We rode back in the same bike contraption and I bought a treat at the entrance of the park. Clair bought a bracelet and we checked out some of the things people were selling. Then it was an hour to Tulum where we had cookies and abstained from a free shot of tequila and then two more hours home. The tour guide told us when we got back that we had driven over 108 speed bumps that day. There’s Mexico for you I guess.
The next day Linden, Nathan and Nelson got up at 6:45 and they got to do the whole thing while we went to go get Grandpa a replacement pair of pants for the pair he tore on the trip.
Last week my family (meaning my mom, dad, all my siblings, my daughter, and my grandpa) went to Mexico. Unfortunately Ivan was in Budapest studying diligently so he didn’t get to go. The basic info:
We stayed at a resort called Riu Caribe in Cancun and it was lovely. It was right on the beach and had fabulous everything.
Avery loved the pool because it had a strip around the entire edge that was about a foot and a half deep. She thought it was the coolest thing to be able to stand up and walk around in a pool all by herself.
I wish I could have taken pictures of the cafeteria and things. They had artistically cut melons and all sorts of cool decorations, but I didn’t have a camera for half of the trip.
Mom and Dad left after a couple days to go pick up Nathan, which was. incidentally, the whole point of the trip. Unfortunately tickets to Tuxtla Gutierrez were nearly twice as much as tickets to Cancun, so only Mom and Dad flew to actually pick him up. In the meantime we went on an excursion to Coba (to be described later).

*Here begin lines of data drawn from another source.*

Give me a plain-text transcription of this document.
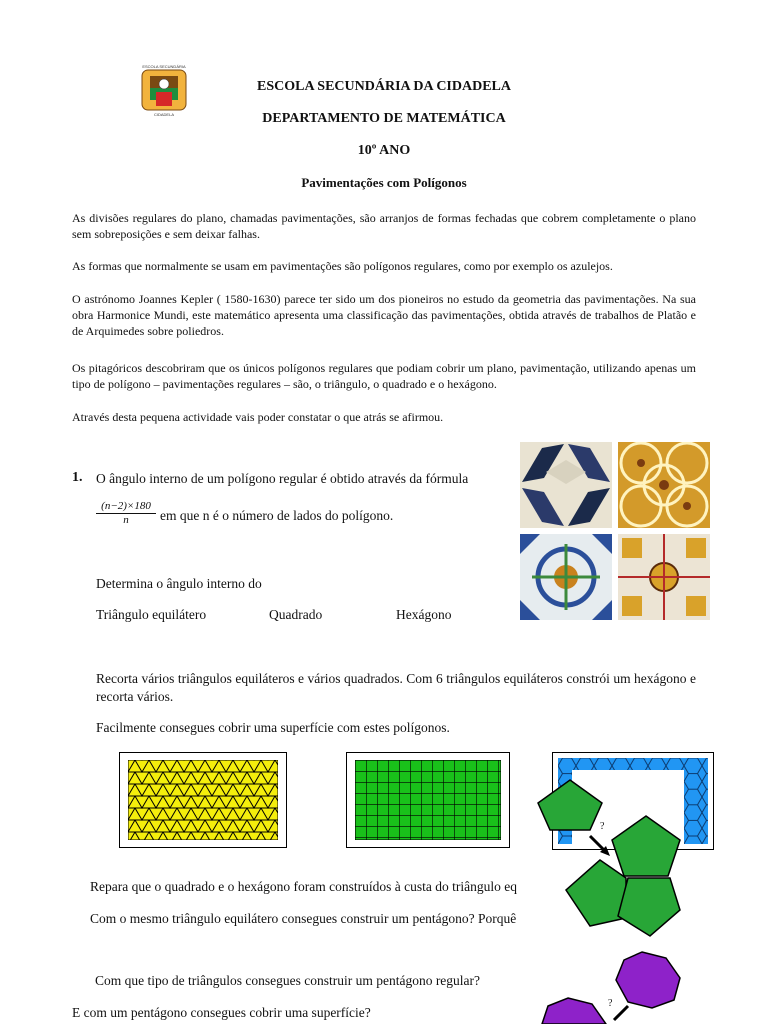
ESCOLA SECUNDÁRIA
CIDADELA
ESCOLA SECUNDÁRIA DA CIDADELA
DEPARTAMENTO DE MATEMÁTICA
10º ANO
Pavimentações com Polígonos
As divisões regulares do plano, chamadas pavimentações, são arranjos de formas fechadas que cobrem completamente o plano sem sobreposições e sem deixar falhas.
As formas que normalmente se usam em pavimentações são polígonos regulares, como por exemplo os azulejos.
O astrónomo Joannes Kepler ( 1580-1630) parece ter sido um dos pioneiros no estudo da geometria das pavimentações. Na sua obra Harmonice Mundi, este matemático apresenta uma classificação das pavimentações, obtida através de trabalhos de Platão e de Arquimedes sobre poliedros.
Os pitagóricos descobriram que os únicos polígonos regulares que podiam cobrir um plano, pavimentação, utilizando apenas um tipo de polígono – pavimentações regulares – são, o triângulo, o quadrado e o hexágono.
Através desta pequena actividade vais poder constatar o que atrás se afirmou.
1. O ângulo interno de um polígono regular é obtido através da fórmula
$\frac{(n-2)\times 180}{n}$ em que n é o número de lados do polígono.
Determina o ângulo interno do
Triângulo equilátero	Quadrado	Hexágono
Recorta vários triângulos equiláteros e vários quadrados. Com 6 triângulos equiláteros constrói um hexágono e recorta vários.
Facilmente consegues cobrir uma superfície com estes polígonos.
?
?
Repara que o quadrado e o hexágono foram construídos à custa do triângulo eq
Com o mesmo triângulo equilátero consegues construir um pentágono? Porquê
Com que tipo de triângulos consegues construir um pentágono regular?
E com um pentágono consegues cobrir uma superfície?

We spent one day on our Coba adventures while Mom and Dad were gone and one day in Chichen Itza after Mom, Dad and Nathan got back. Other than that I ate guacamole, french fries and chocolate milk every day and we sat on the beach and watched Avery go nuts in the waves and play in the sand.
Shopping was an adventure. Everywhere we went people tried to get us to buy stuff and I found myself to be an awful bargainer. I got better with time, especially when Nathan got back and started telling me what I could get for my money. The people at the historical sites were pretty nice and not too pushy, but we went to a market in Cancun and you almost couldn’t even shop there because you spent so much of your energy ignoring everyone yelling at you. “It’s my turn.” “I’ve been waiting for you.” “Come to my shop.”
I bought a dress, a bracelet, a pendant, a letter opener for Ivan and a chess set.
The last day we were there my dad treated all of us girls to a manicure and pedicure at the spa. It was fun and I got french tip nails. I’ve always kind of wanted to do that. Unfortunately, we think that while we were down there one of the hotel employees went through our stuff because each of us three girls in our hotel room found money missing from our wallets the next day on the way home. So I guess you can say we had a full foreign experience, including being pick-pocketed – sorta. Always use the safe right?